Bullet proof vests, helmets, war gear needed

UZ executives shared with the task force a list of needed supplies, including bullet proof vests, helmets and war gear to protect rail employees, as well as equipment for repairing trains and infrastructure during the crisis. For security reasons, the executives weren’t specific about which rail lines have been damaged in the conflict, task force members said. 

“There was a general conversation with us about how they are trying to strengthen their route to the West for the future, a long-term plan,” said Chambers. 

The Ukrainian railway’s gauge is the same as the Russian railway’s gauge, making the free flow of traffic challenging. 

“It’s a different gauge than the rest of Europe,” said VanderClute. “So, they have to change at the Polish or Romanian border to a different gauge.” 

UZ’s leaders are constantly on the move because the Russian military will kill them if they are found, Molitoris said. 

“Those of us on the call were impressed with how appreciative they were that this task force exists,” she said. “In a note sent to us after the call, the gentlemen said, ‘We are inspired by your support.’” 

Formed only a few weeks ago, the task force is evolving based on what transpires in Ukraine, Molitoris said. So far, the members have categorized their goals under these general initiatives: to provide support for Ukrainian fighters, railway employees and their families; to assist the continuing transportation of refugees; to help repair and rebuild rail infrastructure; and to assist in the potential movement of oil and gas supplies by rail to replace current Russian exports. 

The task force also hopes to galvanize the global rail sector in supporting the Ukrainian sector during and after the war, as well as isolate the Russian Railways and Belarusian Railways from international commerce. 

Individual task force members have had preliminary conversations with the AAR, American Public Transportation Association, FRA, U.S. Treasury Department and others in the public and private sector about the group’s goals, they said. 

They’re still “in the early stages” of figuring out what they can do now and post-war, Molitoris said.  

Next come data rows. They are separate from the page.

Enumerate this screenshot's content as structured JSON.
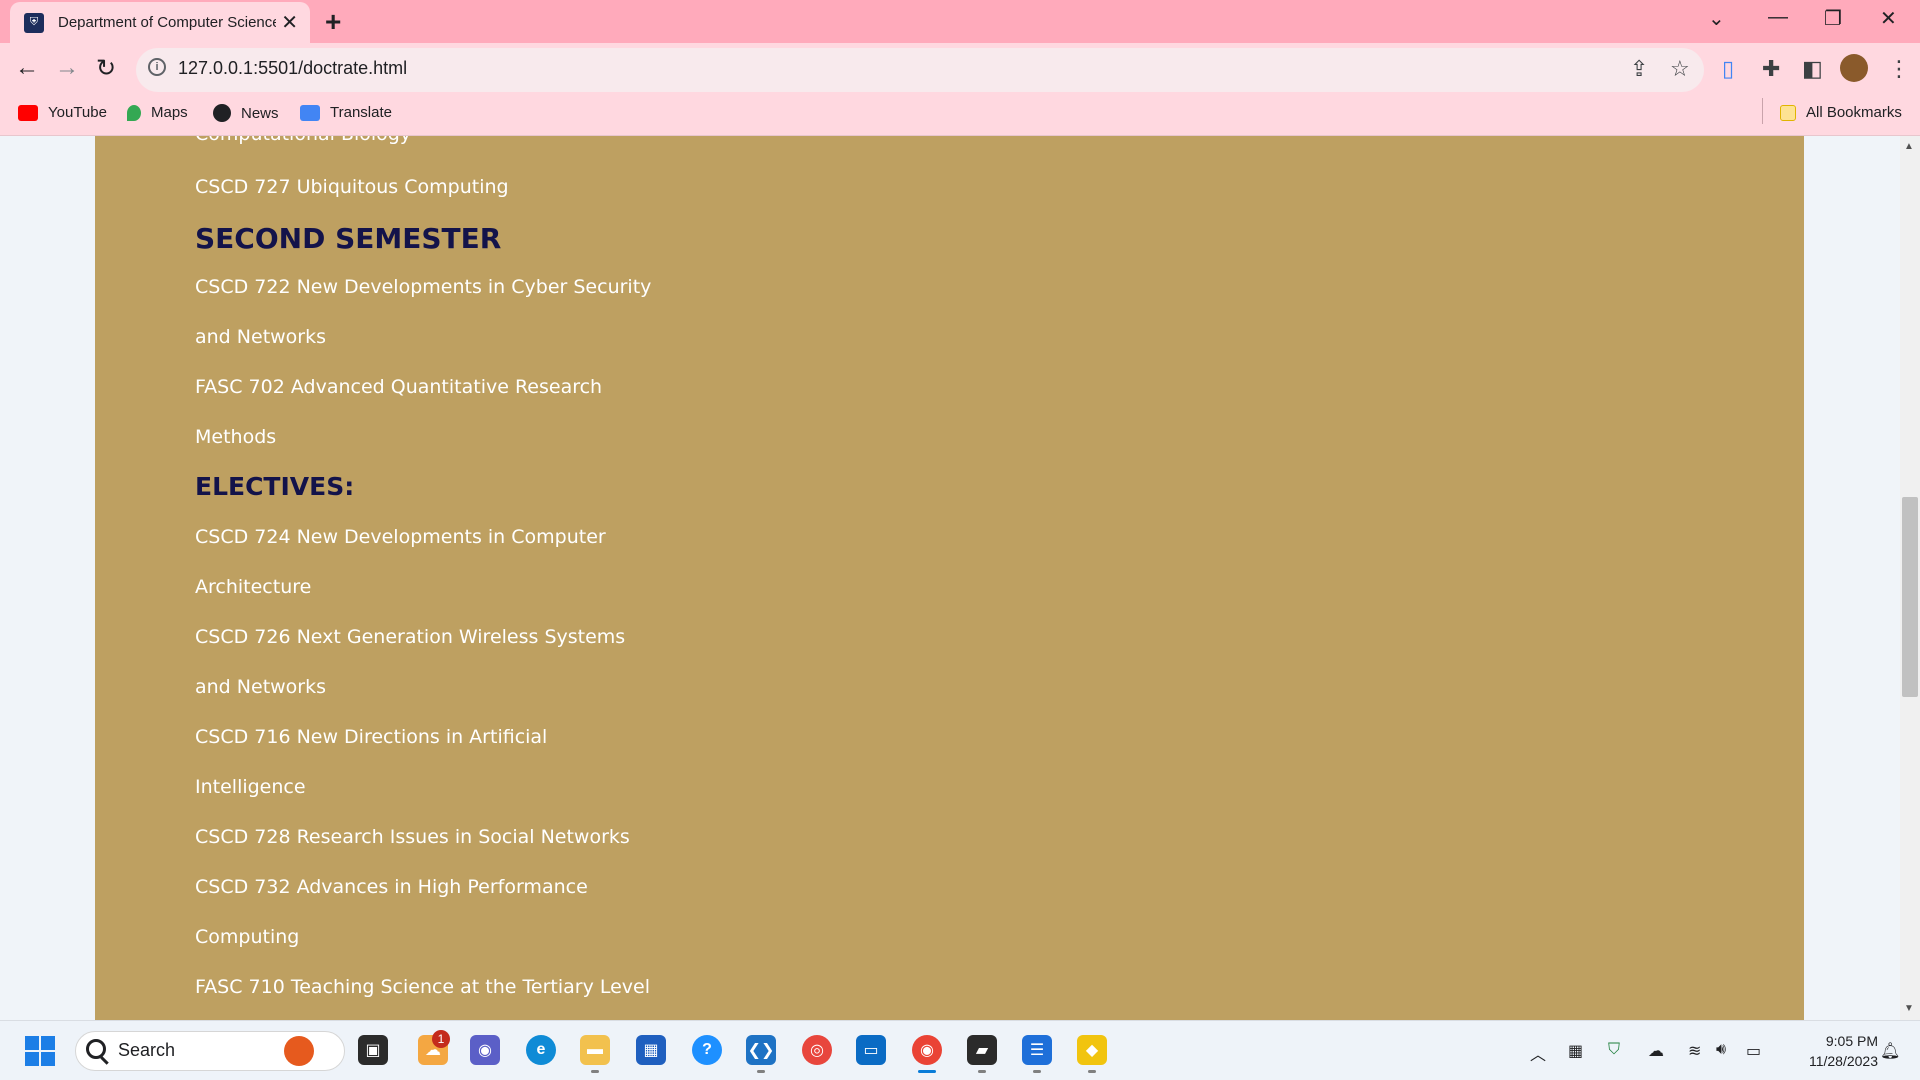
{
  "browser": {
    "tab_title": "Department of Computer Science",
    "tab_favicon": "university-crest-icon",
    "url": "127.0.0.1:5501/doctrate.html",
    "bookmarks": [
      {
        "label": "YouTube",
        "color": "#ff0000"
      },
      {
        "label": "Maps",
        "color": "#34a853"
      },
      {
        "label": "News",
        "color": "#202124"
      },
      {
        "label": "Translate",
        "color": "#4285f4"
      }
    ],
    "all_bookmarks": "All Bookmarks"
  },
  "content": {
    "partial_line": "Computational Biology",
    "first_semester_tail": "CSCD 727 Ubiquitous Computing",
    "second_semester_heading": "SECOND SEMESTER",
    "second_semester_lines": [
      "CSCD 722 New Developments in Cyber Security",
      "and Networks",
      "FASC 702 Advanced Quantitative Research",
      "Methods"
    ],
    "electives_heading": "ELECTIVES:",
    "electives_lines": [
      "CSCD 724 New Developments in Computer",
      "Architecture",
      "CSCD 726 Next Generation Wireless Systems",
      "and Networks",
      "CSCD 716 New Directions in Artificial",
      "Intelligence",
      "CSCD 728 Research Issues in Social Networks",
      "CSCD 732 Advances in High Performance",
      "Computing",
      "FASC 710 Teaching Science at the Tertiary Level"
    ],
    "panel_color": "#bea061",
    "heading_color": "#13134a"
  },
  "taskbar": {
    "search_label": "Search",
    "notification_badge": "1",
    "time": "9:05 PM",
    "date": "11/28/2023"
  }
}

“We hope it becomes a place where people looking for information or wanting to share ideas can go,” she said of the task force. “We feel very encouraged that the Ukrainian railroad appreciates what we’re trying to do and that there is a need.” 

For Molitoris, the desire to get involved stems from something closer to home. 

“My ancestry is Polish, and my great, great grandparents and ancestors were pretty much annihilated in the concentration camps,” she said. “So, personally, I have a very big interest in, and strong feelings about, this war.”